DFG Presents Leibniz Lecture on Quantum Metrology at St. Petersburg Polytechnic University

Vice-Rector Dmitry Arseniev (right) introduces the Leibniz Lecture by Professor Ertmer at SPbPU

Vice-Rector Dmitry Arseniev (right) introduces the Leibniz Lecture by Professor Ertmer at SPbPU

© DFG

(23.04.18) During the 15th German Week in St. Petersburg in April, the Deutsche Forschungsgemeinschaft (DFG, German Research Foundation), in partnership with St. Petersburg Polytechnic University (SPbPU), organised a lecture by Leibniz Prize recipient, DFG Vice-President and respected experimental physicist, Professor Wolfgang Ertmer. Professor Ertmer’s topic of ‘Quantum Metrology at the Quantum Frontiers’ attracted an interested specialist audience, including a large number of students.

In his Leibniz Lecture – which was introduced by the Vice-Rector for International Affairs, Prof. Dmitry Arseniev, and the German Consulate General in St. Petersburg – Professor Ertmer explained to the audience of around 70 the enormous progress made in quantum physics in recent times thanks to the physics of ‘ultra-cold quantum gases’. The ‘quantum engineering’ that this has made possible, particularly with Bose-Einstein condensates, opens up completely new horizons in precision for quantum metrology. Ertmer illustrated diverse potential applications in extremely accurate atomic clocks, the new field of relativistic geodesy, and sensors based on atomic interferometry, both in the laboratory and more recently in space.

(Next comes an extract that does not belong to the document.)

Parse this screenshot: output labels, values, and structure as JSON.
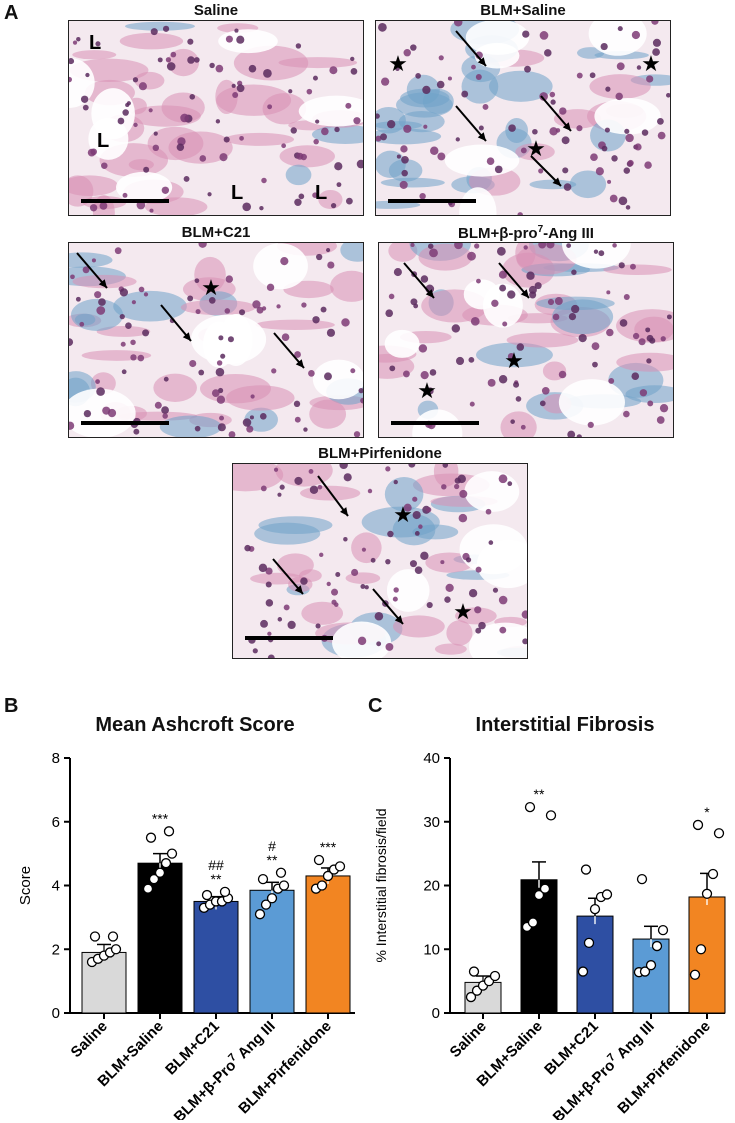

Leibniz Lecture given by Professor Ertmer (University of Hannover) at St. Petersburg Polytechnic University

Leibniz Lecture given by Professor Ertmer (University of Hannover) at St. Petersburg Polytechnic University

© DFG

It was the eighth occasion on which this lecture format has been held in the Russian Federation, showing how it has already developed into an institution of both scholarly and policy dialogue. The venue chosen by the DFG for this year’s lecture, the Polytechnic University, is among the largest and most renowned universities in Russia with over 32,000 students and it has had the status of a National Research University since 2010. The lecture was followed by an information seminar attended by around 30 participants, at which Karin Zach, Head of the DFG’s Physics and Mathematics Division in Bonn, and Wilma Rethage, Director of the DFG Office in Moscow, spoke about the DFG’s general principles and way of working, opportunities for German-Russian cooperation, and the challenges posed by the Excellence Strategy for German universities.

DFG delegation at the Ioffe Institute in St. Petersburg: (from left) Yury Kusraev (Ioffe Institute), Karin Zach, Wilma Rethage, Wolfgang Ertmer

© DFG

The trip to St. Petersburg for the Leibniz Lecture also provided an opportunity to nurture contacts and partnerships with the city’s academic community, such as the Higher School of Economics and St. Petersburg State University. The group from Germany visited various labs at the Ioffe Physical-Technical Institute of the Russian Academy of Sciences, where the DFG is funding a German-Russian Collaborative Research Centre in solid-state physics, which provided a glimpse of the top-level physics research being carried out in Russia. The Institute’s Director, Sergey Lebedev, welcomed Professor Ertmer and informed him about current lines of research and future outlooks for German-Russian cooperation. The German delegation also met with Prof. Zhores I. Alferov, the Founder and Rector of the St. Petersburg Academic University of the Russian Academy of Sciences and winner of the 2000 Nobel Prize in Physics, and was given a guided tour of various areas of the university’s nanotechnology lab by the Vice-Rector for Research, Prof. Alexey Zhukov.

Wolfgang Ertmer, Vice-President of the DFG and a member of the DFG Senate since 2007, is a professor of experimental physics at the University of Hannover. In recognition of his work, he received the DFG’s Gottfried Wilhelm Leibniz Prize, Germany’s most prestigious award for research, in 1997. The DFG organises Leibniz Lectures, delivered by recipients of Germany's most important research prize, at worldwide locations where it has its own international representations. The lectures present the latest topics of top-level research in Germany and opportunities for bilateral cooperation. Leibniz Lectures are greatly valued abroad as an ‘ambassador’ of German research and pave the way for new research cooperations.